At a dinner in New York in November, 2014 Uber Senior Vice President of Business, Emil Michael, told a business luncheon that included a BuzzFeed journalist and Ariana Huffington, that Uber would spend a "million dollars" to investigate Lacy and " 'Give the media a taste of its own medicine.'" He went on to say that Uber would target Lacy in particular and "could ... prove a very specific claim about her personal life." In other words, Uber would use its power to personally smear any individual member of the press that wrote bad copy about them. Michael went into details about using technology to follow the woman and her family around until they did something unsavory. It was a perfect example of evil meets stupidity, potentiated by the utilization of Orwellian technology on the part of the private sector to destroy enemies. The reporters present went to press and the story went viral. Uber issued half assed apologies.

But really what is happening to the taxi industry is a symptom of a growing global pathology; a belief that an unregulated system provides better service and better opportunities. In reality what has happened is Business emperors, and the Right Wing Engineers that enable them, all got their copies of Atlas Shrugged lodged so far up their collective asses that the binding is crushing their collective pineal glands.

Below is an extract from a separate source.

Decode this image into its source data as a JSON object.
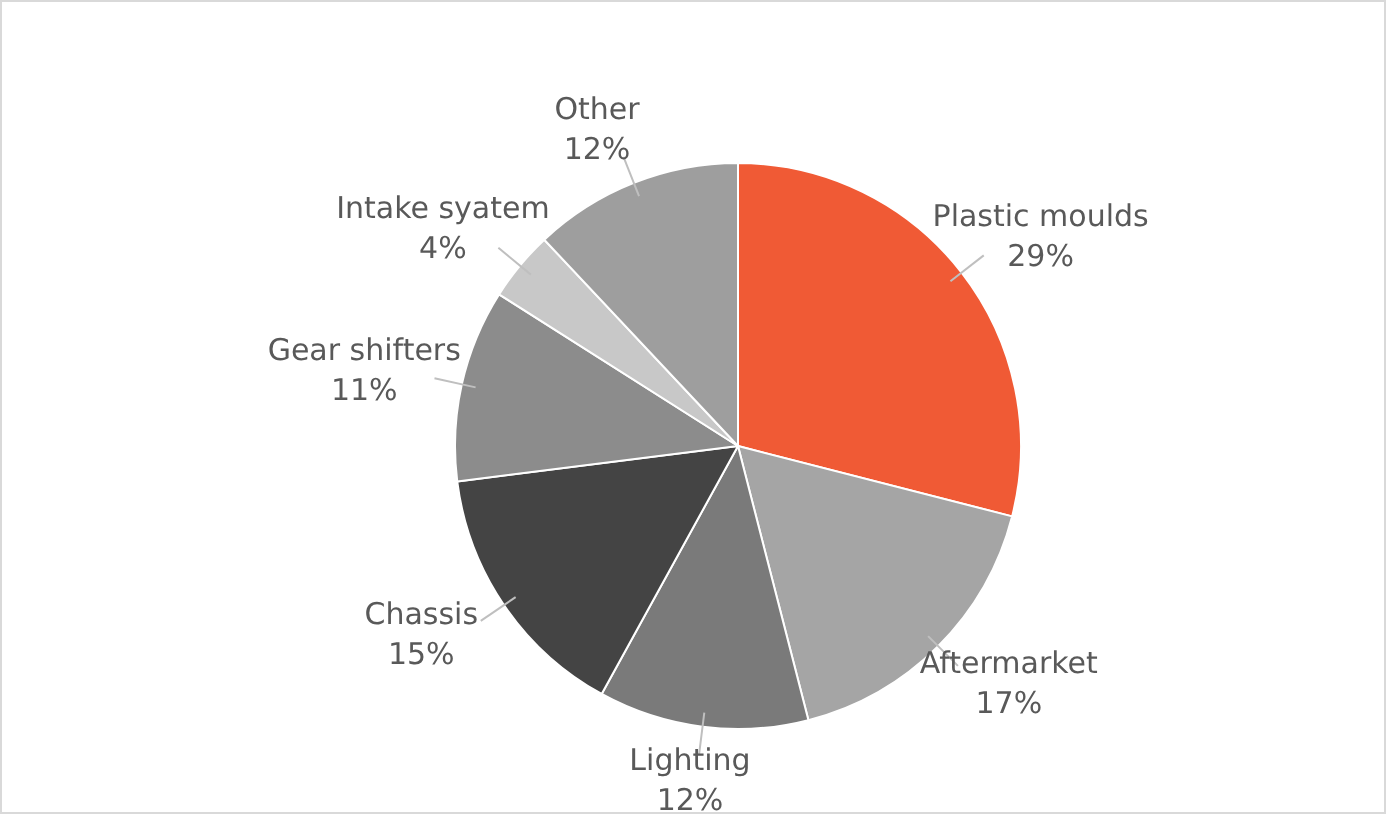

The Sharing Economy is not a liberated business making everybody rich without the oppression of Big Government. It's an ugly business model enabled by Big Government indifference, the ultimate goal of which is industry monopoly and a general population reduced to serfdom except for the "clever" aristocrats. Of course Uber execs think they can market pussy to the bro culture, and piss all over some "uppity bitch" who dares say otherwise.

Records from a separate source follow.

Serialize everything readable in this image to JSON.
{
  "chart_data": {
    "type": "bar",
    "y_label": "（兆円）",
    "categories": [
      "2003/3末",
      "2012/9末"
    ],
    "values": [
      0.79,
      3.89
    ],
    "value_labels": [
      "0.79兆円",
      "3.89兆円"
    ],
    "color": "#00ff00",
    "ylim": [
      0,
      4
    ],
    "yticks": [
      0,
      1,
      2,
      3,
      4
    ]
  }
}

You exploit the hell out of your employees, you destroy the industry you're replacing, an industry that had some protections for the workers and the fares, you replace an industry that was aware of the communities in which it thrived, with an industry that isn't aware and doesn't feel it needs to be of those same communities, why the hell you going to listen to feminists and respect women? You don't respect anything but yourself and your need to accumulate wealth. Sexual conquest is an expression of that.

As a cab driver I was able to work my way through nursing school and now am better positioned to give back to the community. I'm not in nursing for the money. The money's nice but, hopefully, when I die I will be able in the last moments of lucidity be able to say I did do things for others, not just myself. And I managed to get a few real adventures under my belt in the process — thanks to driving a taxi cab.

I don't for a minute think I would be able to afford getting to this position as an Uber driver. Uber is not the experience of driving a cab or taking a cab. Uber is not a restaurant with history and character. Uber is a tacky food court. Uber is not a scrappy underdog weekend baseball team that made the majors. Uber is a genetically programmed super team, made up of under paid hired guns. Ultimately Uber is neither good business, nor good planning. It's what happens when you give pirates the treasury. And that seems to be what the "Sharing Economy" is all about. Being a rich asshole is celebrated. Socio-pathology is rewarded, in an industry that can't even claim they've gone public. The wealth is not shared. It is hoarded and acquired in an irresponsible fashion. This is to the detriment of all but a tiny elite with feverish egos. And, as always, it is others that will have to foot the bill.